Thursday 7 June 2018

You can give a boy a doll, but you can't make him play with It

The logistical and ethical problems with trying to make toys gender-neutral, writes Christina Hoff Sommers, the author of The War Against Boys and Freedom Feminism: Its Surprising History–and Why it Matters, in The Atlantic. Read on: 

Is it discriminatory and degrading for toy catalogs to show girls playing with tea sets and boys with Nerf guns? A Swedish regulatory group says yes. The Reklamombudsmannen (RO) has reprimanded Top-Toy, a licensee of Toys"R"Us and one of the largest toy companies in Northern Europe, for its "outdated" advertisements and has pressured it to mend its "narrow-minded" ways. After receiving "training and guidance" from RO equity experts, Top-Toy introduced gender neutrality in its 2012 Christmas catalogue. The catalog shows little boys playing with a Barbie Dream House and girls with guns and gory action figures. As its marketing director explains, "For several years, we have found that the gender debate has grown so strong in the Swedish market that we have had to adjust."

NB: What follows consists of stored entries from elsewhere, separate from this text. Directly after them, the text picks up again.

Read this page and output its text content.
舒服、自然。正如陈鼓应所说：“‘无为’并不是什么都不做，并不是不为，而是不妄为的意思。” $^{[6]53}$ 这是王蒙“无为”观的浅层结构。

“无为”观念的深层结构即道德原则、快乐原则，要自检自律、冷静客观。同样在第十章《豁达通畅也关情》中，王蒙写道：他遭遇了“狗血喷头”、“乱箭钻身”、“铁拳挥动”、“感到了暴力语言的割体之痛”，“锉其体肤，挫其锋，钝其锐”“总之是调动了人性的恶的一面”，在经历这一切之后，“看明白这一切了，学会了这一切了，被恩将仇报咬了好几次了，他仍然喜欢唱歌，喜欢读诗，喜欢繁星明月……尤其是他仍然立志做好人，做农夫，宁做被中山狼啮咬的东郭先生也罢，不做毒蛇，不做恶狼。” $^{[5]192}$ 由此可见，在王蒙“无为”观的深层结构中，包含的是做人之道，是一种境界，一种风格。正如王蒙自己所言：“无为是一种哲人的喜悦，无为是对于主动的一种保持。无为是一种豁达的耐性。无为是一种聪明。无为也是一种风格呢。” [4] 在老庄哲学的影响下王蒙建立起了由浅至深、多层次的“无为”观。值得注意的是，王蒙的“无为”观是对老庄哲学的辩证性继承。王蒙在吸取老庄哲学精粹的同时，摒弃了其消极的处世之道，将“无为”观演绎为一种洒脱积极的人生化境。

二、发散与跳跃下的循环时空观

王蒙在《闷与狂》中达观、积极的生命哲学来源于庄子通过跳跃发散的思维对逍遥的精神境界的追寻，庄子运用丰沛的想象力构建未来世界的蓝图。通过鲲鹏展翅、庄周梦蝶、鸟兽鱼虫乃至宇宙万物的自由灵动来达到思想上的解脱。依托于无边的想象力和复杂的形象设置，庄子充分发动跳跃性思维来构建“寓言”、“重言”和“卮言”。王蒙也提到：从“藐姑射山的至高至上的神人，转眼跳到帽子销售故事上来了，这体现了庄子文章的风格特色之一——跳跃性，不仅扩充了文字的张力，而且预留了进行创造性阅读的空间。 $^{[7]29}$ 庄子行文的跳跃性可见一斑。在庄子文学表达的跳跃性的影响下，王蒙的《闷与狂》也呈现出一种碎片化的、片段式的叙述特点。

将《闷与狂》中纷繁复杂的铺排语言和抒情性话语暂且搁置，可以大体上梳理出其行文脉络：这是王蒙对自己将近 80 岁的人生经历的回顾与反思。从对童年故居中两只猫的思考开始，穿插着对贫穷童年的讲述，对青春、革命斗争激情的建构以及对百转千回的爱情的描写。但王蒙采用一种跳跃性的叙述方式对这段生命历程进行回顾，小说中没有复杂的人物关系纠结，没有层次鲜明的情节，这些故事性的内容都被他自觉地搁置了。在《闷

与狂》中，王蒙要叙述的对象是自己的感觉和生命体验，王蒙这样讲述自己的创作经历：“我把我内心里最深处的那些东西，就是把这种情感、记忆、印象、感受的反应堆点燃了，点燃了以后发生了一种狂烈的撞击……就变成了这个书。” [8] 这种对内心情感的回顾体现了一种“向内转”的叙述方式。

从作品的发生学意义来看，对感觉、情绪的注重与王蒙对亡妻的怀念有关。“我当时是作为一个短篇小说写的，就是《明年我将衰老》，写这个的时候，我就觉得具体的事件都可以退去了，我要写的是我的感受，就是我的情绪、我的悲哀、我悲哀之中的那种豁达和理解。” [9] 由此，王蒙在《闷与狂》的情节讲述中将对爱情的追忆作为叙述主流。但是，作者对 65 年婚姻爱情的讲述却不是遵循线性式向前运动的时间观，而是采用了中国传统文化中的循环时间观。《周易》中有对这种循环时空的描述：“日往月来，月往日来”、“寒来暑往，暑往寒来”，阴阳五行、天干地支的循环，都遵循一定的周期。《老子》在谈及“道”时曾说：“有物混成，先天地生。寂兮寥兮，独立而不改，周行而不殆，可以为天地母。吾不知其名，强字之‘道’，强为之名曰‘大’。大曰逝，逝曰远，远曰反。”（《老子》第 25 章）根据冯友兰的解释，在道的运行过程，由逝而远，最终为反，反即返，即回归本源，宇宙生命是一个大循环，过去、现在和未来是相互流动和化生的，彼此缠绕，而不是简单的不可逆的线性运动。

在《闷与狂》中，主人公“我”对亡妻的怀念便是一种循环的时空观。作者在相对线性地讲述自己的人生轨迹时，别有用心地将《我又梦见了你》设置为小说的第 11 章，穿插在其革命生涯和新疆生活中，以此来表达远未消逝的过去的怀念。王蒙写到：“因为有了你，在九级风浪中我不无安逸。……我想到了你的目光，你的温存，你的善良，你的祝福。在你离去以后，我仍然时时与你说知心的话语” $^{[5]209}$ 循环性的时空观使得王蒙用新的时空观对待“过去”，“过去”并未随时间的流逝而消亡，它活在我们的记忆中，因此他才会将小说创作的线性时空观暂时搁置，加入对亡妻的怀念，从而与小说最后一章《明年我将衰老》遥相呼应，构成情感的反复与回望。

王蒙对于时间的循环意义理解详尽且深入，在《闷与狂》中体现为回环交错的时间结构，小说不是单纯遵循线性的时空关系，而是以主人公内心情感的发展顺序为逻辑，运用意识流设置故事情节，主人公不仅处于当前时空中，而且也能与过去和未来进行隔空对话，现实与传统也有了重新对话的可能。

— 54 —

Swedes can be remarkably thorough in their pursuit of gender parity. A few years ago, a feminist political party proposed a law requiring men to sit while urinating—less messy and more equal. In 2004, the leader of the Sweden's Left Party Feminist Council, Gudrun Schyman,proposed a "man tax"—a special tariff to be levied on men to pay for all the violence and mayhem wrought by their sex. In April 2012, following the celebration of International Women's Day, the Swedes formally introduced the genderless pronoun "hen" to be used in place of he and she (han and hon).

Egalia, a new state-sponsored pre-school in Stockholm, is dedicated to the total obliteration of the male and female distinction. There are no boys and girls at Egalia—just "friends" and "buddies." Classic fairy tales like Cinderella and Snow White have been replaced by tales of two male giraffes who parent abandoned crocodile eggs. The Swedish Green Party would like Egalia to be the norm: It has suggested placing gender watchdogs in all of the nation's preschools. "Egalia gives [children] a fantastic opportunity to be whoever they want to be," says one excited teacher. (It is probably necessary to add that this is not an Orwellian satire or a right-wing fantasy: This school actually exists.)

The problem with Egalia and gender-neutral toy catalogs is that boys and girls, on average, do not have identical interests, propensities, or needs. Twenty years ago, Hasbro, a major American toy manufacturing company, tested a playhouse it hoped to market to both boys and girls. It soon emerged that girls and boys did not interact with the structure in the same way. The girls dressed the dolls, kissed them, and played house. The boys catapulted the toy baby carriage from the roof. A Hasbro manager came up with a novel explanation: "Boys and girls are different."

They are different, and nothing short of radical and sustained behavior modification could significantly change their elemental play preferences. Children, with few exceptions, are powerfully drawn to sex-stereotyped play. David Geary, a developmental psychologist at the University of Missouri, told me in an email this week, "One of the largest and most persistent differences between the sexes are children's play preferences." The female preference for nurturing play and the male propensity for rough-and-tumble hold cross-culturally and even cross-species (with a few exceptions—female spotted hyenas seem to be at least as aggressive as males). Among our close relatives such as vervet and rhesus monkeys, researchers have found that females play with dolls far more than their brothers, who prefer balls and toy cars. It seems unlikely that the monkeys were indoctrinated by stereotypes in a Top-Toy catalog. Something else is going on.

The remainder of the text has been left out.